Warethwa! (Cuidado!). Na verdade quando a xipalapala retumba, é preciso ter-se cuidado com o que vem das mãos e do corpo inteiro dos chopes. Da alma deles. Inabalável. Revolta. Insaciável. Quer dizer, Quissico - o vilarejo eleito - ressurge. Engrandece-se. Embevece. E é projectado para o mundo inteiro, de onde depois traz as pessoas do planeta para este lugar insignificante na sua geografia. Todos querem estar aqui para se embebedarem com a loucura da timbila. Delirarem com as diabruras esvoaçantes da mathchatchulani, que vai parecer uma gazela dançando livre nas savanas, nas manhãs, agradecendo à Deus pelo sol que raia com esplendor no crepúsculo..
Mas hoje em dia eu não sei se o M´saho ainda tem verve. Não sei se esta festa continua a resguardar o unguento dos tempos para amassajar as almas sedentas da secular música vertiginosa dos chopes. Não sei! Tenho as minhas dúvidas. Parece ser urgente e inadiável que se tenha em grande consideração o facto de estarmos perante um Património Cultural da Humanidade. Não que não haja esse respeito, mas a sensação que tenho é de que está-se a fazer pouco, começando pelo palco que acolhe as orquestras. Ou seja, para quem chega antes de começar o M´saho, e antes de chegarem as pessoas da assistência, regra geral o que se vê são pequenos sinais como dísticos apelativos com pouca chama em termos de imagem. E pior do que isso, olhando-se para o palco, a pergunta que vai surgir imediatamente será: é aqui onde vamos assistir às loucuras dos chopes? Na verdade o palco instalado não é de forma alguma digno de receber uma manifestação de tão elevado porte cultural.
É aqui provavelmente onde começa, ou se agudiza a contrariedade. Talvez a decepção. Os executantes são acolhidos naquilo que tende mais para um alpendre carrancudo, do que propriamente para um palco. Quem construiu aquilo provavelmente não tem sensibilidade sobre o que é um festival desta dimensão, sobre a grandeza da timbila no mundo. Não só temos na obra os irritantes pilares múltiplos, como também o tecto atarracado, sufocando os artistas e aqueles que estão sentados nas bancadas.
Em conversa oportuna com Filimone Meigos (director do ISARC) e Rufas Maculuve, músico e professor de música na mesma instituição, eles também indignaram-se com o palco que deve ser repensado urgentemente para os próximos festivais. O lugar tem um tesouro invejável que são as Lagoas de Quissico, esplendorosas, algo que não pode passar despercebido durante o evento. As Lagoas de Quissico devem fazer parte do Festival. E fazer com que aquela paisagem seja pertença do M´saho, passa necessariamente por repensar o palco.
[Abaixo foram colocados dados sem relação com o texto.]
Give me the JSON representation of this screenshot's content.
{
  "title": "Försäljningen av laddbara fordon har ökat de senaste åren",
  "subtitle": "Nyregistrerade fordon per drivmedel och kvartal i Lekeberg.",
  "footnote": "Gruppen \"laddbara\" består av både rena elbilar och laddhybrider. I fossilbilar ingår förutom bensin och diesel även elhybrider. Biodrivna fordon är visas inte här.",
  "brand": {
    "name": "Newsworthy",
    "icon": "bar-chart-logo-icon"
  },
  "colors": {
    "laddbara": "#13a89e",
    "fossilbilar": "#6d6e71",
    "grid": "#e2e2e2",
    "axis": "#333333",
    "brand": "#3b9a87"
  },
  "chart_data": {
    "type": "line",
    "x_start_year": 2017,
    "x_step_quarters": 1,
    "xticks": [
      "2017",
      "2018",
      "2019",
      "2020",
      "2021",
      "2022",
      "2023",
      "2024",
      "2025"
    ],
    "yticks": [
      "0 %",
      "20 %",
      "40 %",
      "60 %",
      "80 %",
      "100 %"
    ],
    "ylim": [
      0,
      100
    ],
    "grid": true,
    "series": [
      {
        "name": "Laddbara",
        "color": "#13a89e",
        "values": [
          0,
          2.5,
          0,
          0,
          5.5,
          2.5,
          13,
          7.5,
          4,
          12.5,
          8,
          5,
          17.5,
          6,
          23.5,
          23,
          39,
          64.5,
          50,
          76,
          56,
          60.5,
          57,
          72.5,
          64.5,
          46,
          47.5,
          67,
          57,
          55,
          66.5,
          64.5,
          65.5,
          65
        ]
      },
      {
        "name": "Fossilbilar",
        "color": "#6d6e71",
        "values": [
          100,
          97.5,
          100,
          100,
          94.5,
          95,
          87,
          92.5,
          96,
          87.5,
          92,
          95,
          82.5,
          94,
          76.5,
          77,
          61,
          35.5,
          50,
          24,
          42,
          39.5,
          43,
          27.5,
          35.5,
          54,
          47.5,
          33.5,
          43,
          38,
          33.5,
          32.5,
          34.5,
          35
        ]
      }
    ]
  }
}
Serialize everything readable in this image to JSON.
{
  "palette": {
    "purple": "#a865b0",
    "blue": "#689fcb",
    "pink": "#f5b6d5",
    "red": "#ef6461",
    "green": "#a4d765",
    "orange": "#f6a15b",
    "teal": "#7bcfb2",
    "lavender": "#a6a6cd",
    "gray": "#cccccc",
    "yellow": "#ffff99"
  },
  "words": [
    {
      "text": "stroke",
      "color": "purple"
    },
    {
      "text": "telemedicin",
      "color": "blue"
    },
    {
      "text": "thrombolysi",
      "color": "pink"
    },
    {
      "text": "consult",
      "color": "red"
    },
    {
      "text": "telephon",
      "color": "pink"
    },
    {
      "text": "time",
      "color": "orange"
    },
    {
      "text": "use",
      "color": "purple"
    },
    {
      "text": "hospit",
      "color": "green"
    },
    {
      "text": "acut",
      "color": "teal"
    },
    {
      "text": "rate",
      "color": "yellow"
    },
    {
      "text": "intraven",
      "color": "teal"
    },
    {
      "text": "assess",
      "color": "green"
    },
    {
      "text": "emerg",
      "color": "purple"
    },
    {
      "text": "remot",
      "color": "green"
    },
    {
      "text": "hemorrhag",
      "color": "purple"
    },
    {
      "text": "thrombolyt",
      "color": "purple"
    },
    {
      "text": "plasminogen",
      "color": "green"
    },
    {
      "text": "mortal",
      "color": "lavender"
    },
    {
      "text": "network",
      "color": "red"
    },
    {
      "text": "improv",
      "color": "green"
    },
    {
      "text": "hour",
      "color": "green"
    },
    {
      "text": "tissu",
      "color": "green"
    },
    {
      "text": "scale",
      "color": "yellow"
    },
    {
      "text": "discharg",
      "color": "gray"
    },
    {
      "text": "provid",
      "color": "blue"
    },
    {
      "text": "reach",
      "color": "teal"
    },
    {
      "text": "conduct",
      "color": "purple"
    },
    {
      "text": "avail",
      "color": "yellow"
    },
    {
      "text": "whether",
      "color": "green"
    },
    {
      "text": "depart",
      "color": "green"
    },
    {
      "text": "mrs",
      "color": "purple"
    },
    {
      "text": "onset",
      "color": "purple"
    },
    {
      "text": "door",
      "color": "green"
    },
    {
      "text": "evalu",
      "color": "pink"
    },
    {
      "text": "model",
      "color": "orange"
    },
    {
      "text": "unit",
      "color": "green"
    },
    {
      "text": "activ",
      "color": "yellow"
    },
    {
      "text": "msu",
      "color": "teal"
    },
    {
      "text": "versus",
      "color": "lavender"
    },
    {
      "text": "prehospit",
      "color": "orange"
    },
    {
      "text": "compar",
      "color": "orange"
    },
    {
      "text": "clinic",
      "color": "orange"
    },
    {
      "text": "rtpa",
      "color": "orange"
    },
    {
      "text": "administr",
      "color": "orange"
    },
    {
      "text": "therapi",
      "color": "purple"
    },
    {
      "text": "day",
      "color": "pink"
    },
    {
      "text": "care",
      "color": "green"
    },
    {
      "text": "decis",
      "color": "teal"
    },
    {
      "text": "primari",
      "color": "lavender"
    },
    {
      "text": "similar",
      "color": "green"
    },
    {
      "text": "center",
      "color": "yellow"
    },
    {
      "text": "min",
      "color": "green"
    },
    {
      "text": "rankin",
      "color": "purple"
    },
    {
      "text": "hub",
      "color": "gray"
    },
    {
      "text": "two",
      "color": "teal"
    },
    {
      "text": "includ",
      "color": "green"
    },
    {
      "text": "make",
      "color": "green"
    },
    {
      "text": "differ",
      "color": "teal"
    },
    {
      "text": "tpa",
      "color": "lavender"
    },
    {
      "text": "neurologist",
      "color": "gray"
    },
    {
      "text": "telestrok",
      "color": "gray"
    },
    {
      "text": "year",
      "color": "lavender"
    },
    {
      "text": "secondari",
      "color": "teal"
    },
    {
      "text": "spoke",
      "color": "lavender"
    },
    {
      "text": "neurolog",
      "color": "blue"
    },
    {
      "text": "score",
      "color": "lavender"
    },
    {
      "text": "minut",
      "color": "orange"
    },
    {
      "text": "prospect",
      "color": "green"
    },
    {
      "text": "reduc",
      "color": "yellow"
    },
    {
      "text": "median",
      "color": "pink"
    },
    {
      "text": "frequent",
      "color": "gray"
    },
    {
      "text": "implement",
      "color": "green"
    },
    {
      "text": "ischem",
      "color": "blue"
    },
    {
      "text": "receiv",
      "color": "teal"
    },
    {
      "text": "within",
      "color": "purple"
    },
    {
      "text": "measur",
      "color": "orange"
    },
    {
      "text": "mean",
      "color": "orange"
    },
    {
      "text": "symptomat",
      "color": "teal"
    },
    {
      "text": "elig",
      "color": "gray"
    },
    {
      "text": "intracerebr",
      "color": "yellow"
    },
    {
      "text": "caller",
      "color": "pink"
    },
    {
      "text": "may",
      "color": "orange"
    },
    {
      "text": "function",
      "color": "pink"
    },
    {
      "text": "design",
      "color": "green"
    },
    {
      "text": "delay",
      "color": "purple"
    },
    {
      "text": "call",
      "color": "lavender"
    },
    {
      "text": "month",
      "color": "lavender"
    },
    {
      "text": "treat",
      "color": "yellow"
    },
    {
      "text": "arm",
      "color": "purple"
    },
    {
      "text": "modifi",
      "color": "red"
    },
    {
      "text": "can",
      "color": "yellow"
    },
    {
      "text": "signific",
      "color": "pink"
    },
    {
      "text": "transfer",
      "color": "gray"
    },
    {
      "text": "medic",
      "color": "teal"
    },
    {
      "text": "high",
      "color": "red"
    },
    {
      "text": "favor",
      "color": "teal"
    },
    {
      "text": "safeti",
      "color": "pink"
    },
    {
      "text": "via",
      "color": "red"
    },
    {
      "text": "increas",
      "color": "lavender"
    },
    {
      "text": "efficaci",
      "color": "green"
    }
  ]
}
É imperioso e urgente levar as coisas mais a sério, porque aqueles que vão à Quissico pelas alturas do M´saho, querem ver a beleza em si estampada em todo o lado. Os estrangeiros em particular, vão para ali porque já ouviram falar desta manifestação cultural e sabem que é Património Cultural da Humanidade. Sabem que a festa da timbila é elevada, então os organizadores precisam de corresponder à todas as expectativas, tornando o festival num importante eixo que deve passar também pela capacidade de fazer a comunicação e imagem. O Marketing. E espreitar aquilo que se faz noutros eventos pelo mundo fora, porque o M´saho tem dimesão mundial. E em tendo uma dimensão universal, é preciso fazer algo que justifique isso.